*
Öbürü de durmadan “şehit” tanımını kullanıyor ölenler için…
Çakal…
Madem şehit, hiç yoktan iyidir…
*
Seçimden önceydi:
O sabah madendeki işçilerin kimlik ve yemek kartlarını topladılar… Bu işten atılma tehdidi anlamına da geliyordu…
Otobüslerle şehir meydanına taşıdılar…
Başbakan yerel seçimler için konuşma yapmaya gelecekti…
Geldi…
Konuşmasının bir yerinde “Soma’lı işçi kardeşlerimiz burada mı” diye sordu… İşçiler baretlerini kaldırıp “Buradayız” diye bağırdılar mecburi…
Başbakan meydandakilere “Hudavendigar türbesini (Kosova) biz onardık… Bu da bize nasip oldu, bunların hayaline bile gelmez” dedi…
Kosova’daki Hudavendigar Türbesi’nin onarılmış olmasına çok sevindiler meydandakiler…
Alkışladılar…
Miting bitti, işçiler yemek ve kimlik kartlarını aldılar…
*
Soma’da AKP yüzde 42.8 oy aldı neticede…
Kömür madenini işleten şirketin Genel Müdürü’nün karısı da Belediye Meclisi’ne aza seçildi bu arada…
*
Ve dün…
Bir millet sabaha kadar uyumadı…
Her ev bir ölü evine dönüştü…
Her yürek kömür ocağıydı; yandı…
Geçen sene 280 madenci tek tek öldüğü için haberin olmamıştı Türkiye…

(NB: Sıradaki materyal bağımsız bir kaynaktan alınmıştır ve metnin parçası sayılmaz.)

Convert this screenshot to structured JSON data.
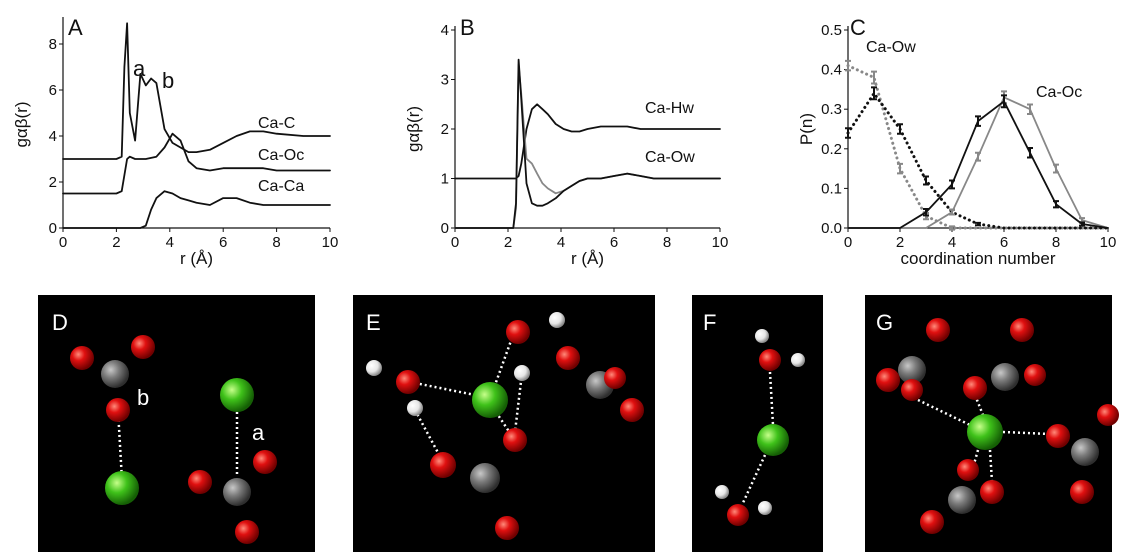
{
  "chart_data": [
    {
      "type": "line",
      "label": "A",
      "xlabel": "r (Å)",
      "ylabel": "gαβ(r)",
      "x": [
        0,
        1,
        2,
        2.2,
        2.3,
        2.4,
        2.5,
        2.7,
        2.9,
        3.1,
        3.3,
        3.5,
        3.8,
        4.1,
        4.4,
        4.7,
        5,
        5.5,
        6,
        6.5,
        7,
        7.5,
        8,
        9,
        10
      ],
      "xlim": [
        0,
        10
      ],
      "xticks": [
        0,
        2,
        4,
        6,
        8,
        10
      ],
      "ylim": [
        0,
        9
      ],
      "yticks": [
        0,
        2,
        4,
        6,
        8
      ],
      "annotations": [
        "a",
        "b"
      ],
      "series": [
        {
          "name": "Ca-C",
          "color": "#111111",
          "values": [
            3,
            3,
            3,
            3.1,
            7,
            8.9,
            5,
            3.8,
            6.7,
            6.2,
            6.5,
            6.3,
            4.3,
            3.7,
            3.5,
            3.3,
            3.3,
            3.4,
            3.7,
            4.0,
            4.2,
            4.2,
            4.1,
            4.0,
            4.0
          ]
        },
        {
          "name": "Ca-Oc",
          "color": "#111111",
          "values": [
            1.5,
            1.5,
            1.5,
            1.6,
            2.3,
            3.0,
            3.1,
            3.0,
            3.0,
            3.0,
            3.05,
            3.1,
            3.5,
            4.1,
            3.8,
            2.9,
            2.6,
            2.5,
            2.6,
            2.6,
            2.6,
            2.6,
            2.5,
            2.5,
            2.5
          ]
        },
        {
          "name": "Ca-Ca",
          "color": "#111111",
          "values": [
            0,
            0,
            0,
            0,
            0,
            0,
            0,
            0,
            0,
            0.1,
            0.8,
            1.3,
            1.6,
            1.5,
            1.3,
            1.2,
            1.1,
            1.0,
            1.3,
            1.3,
            1.1,
            1.0,
            1.0,
            1.0,
            1.0
          ]
        }
      ]
    },
    {
      "type": "line",
      "label": "B",
      "xlabel": "r (Å)",
      "ylabel": "gαβ(r)",
      "x": [
        0,
        1,
        2,
        2.2,
        2.3,
        2.4,
        2.5,
        2.7,
        2.9,
        3.1,
        3.3,
        3.5,
        3.8,
        4.1,
        4.4,
        4.7,
        5,
        5.5,
        6,
        6.5,
        7,
        7.5,
        8,
        9,
        10
      ],
      "xlim": [
        0,
        10
      ],
      "xticks": [
        0,
        2,
        4,
        6,
        8,
        10
      ],
      "ylim": [
        0,
        4
      ],
      "yticks": [
        0,
        1,
        2,
        3,
        4
      ],
      "series": [
        {
          "name": "Ca-Hw",
          "color": "#111111",
          "values": [
            1,
            1,
            1,
            1,
            1,
            1.05,
            1.3,
            2.0,
            2.4,
            2.5,
            2.4,
            2.3,
            2.1,
            2.0,
            1.95,
            1.95,
            2.0,
            2.05,
            2.05,
            2.05,
            2.0,
            2.0,
            2.0,
            2.0,
            2.0
          ]
        },
        {
          "color": "#888888",
          "values": [
            0,
            0,
            0,
            0,
            0.4,
            3.3,
            2.7,
            1.4,
            1.3,
            1.1,
            0.9,
            0.8,
            0.7,
            0.75,
            0.85,
            0.95,
            1.0,
            1.0,
            1.05,
            1.1,
            1.05,
            1.0,
            1.0,
            1.0,
            1.0
          ]
        },
        {
          "name": "Ca-Ow",
          "color": "#111111",
          "values": [
            0,
            0,
            0,
            0,
            0.5,
            3.4,
            2.6,
            0.9,
            0.5,
            0.45,
            0.45,
            0.5,
            0.6,
            0.75,
            0.85,
            0.95,
            1.0,
            1.0,
            1.05,
            1.1,
            1.05,
            1.0,
            1.0,
            1.0,
            1.0
          ]
        }
      ]
    },
    {
      "type": "line",
      "label": "C",
      "xlabel": "coordination number",
      "ylabel": "P(n)",
      "x": [
        0,
        1,
        2,
        3,
        4,
        5,
        6,
        7,
        8,
        9,
        10
      ],
      "xlim": [
        0,
        10
      ],
      "xticks": [
        0,
        2,
        4,
        6,
        8,
        10
      ],
      "ylim": [
        0,
        0.5
      ],
      "yticks": [
        {
          "value": 0,
          "label": "0.0"
        },
        0.1,
        0.2,
        0.3,
        0.4,
        0.5
      ],
      "series": [
        {
          "name": "Ca-Ow",
          "color": "#888888",
          "style": "dotted",
          "values": [
            0.41,
            0.38,
            0.15,
            0.03,
            0,
            0,
            0,
            0,
            0,
            0,
            0
          ],
          "errors": [
            0.012,
            0.015,
            0.012,
            0.008,
            0.004,
            0,
            0,
            0,
            0,
            0,
            0
          ]
        },
        {
          "color": "#111111",
          "style": "dotted",
          "values": [
            0.24,
            0.34,
            0.25,
            0.12,
            0.04,
            0.01,
            0,
            0,
            0,
            0,
            0
          ],
          "errors": [
            0.012,
            0.015,
            0.012,
            0.01,
            0.006,
            0.003,
            0,
            0,
            0,
            0,
            0
          ]
        },
        {
          "name": "Ca-Oc",
          "color": "#888888",
          "style": "solid",
          "values": [
            0,
            0,
            0,
            0,
            0.04,
            0.18,
            0.33,
            0.3,
            0.15,
            0.02,
            0
          ],
          "errors": [
            0,
            0,
            0,
            0,
            0.006,
            0.01,
            0.015,
            0.012,
            0.01,
            0.005,
            0
          ]
        },
        {
          "color": "#111111",
          "style": "solid",
          "values": [
            0,
            0,
            0,
            0.04,
            0.11,
            0.27,
            0.32,
            0.19,
            0.06,
            0.01,
            0
          ],
          "errors": [
            0,
            0,
            0,
            0.008,
            0.01,
            0.012,
            0.015,
            0.012,
            0.008,
            0.004,
            0
          ]
        }
      ]
    }
  ],
  "panels": [
    {
      "label": "D",
      "annotations": [
        "b",
        "a"
      ]
    },
    {
      "label": "E"
    },
    {
      "label": "F"
    },
    {
      "label": "G"
    }
  ]
}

Bu sefer birlikte öldüler…
Duydun…
*
Şimdi ben bu anlattıklarımı nereye bağlayacağım?..
*
Hiçbir yere bağlayamazsın elim…
Bunun yorumu, anlatımı, bağı yok…
Buraya kadar getirebildim, harfler karışıyor ortak…
Satırlar birbirine giriyor bir tanem…
Klavyemi göremiyorum…
*
Bizim portalın üstündeki sözler sadece zihnimde gidip gidip geliyor:
“Canım çok yanıyor…
Neden diye sorma…”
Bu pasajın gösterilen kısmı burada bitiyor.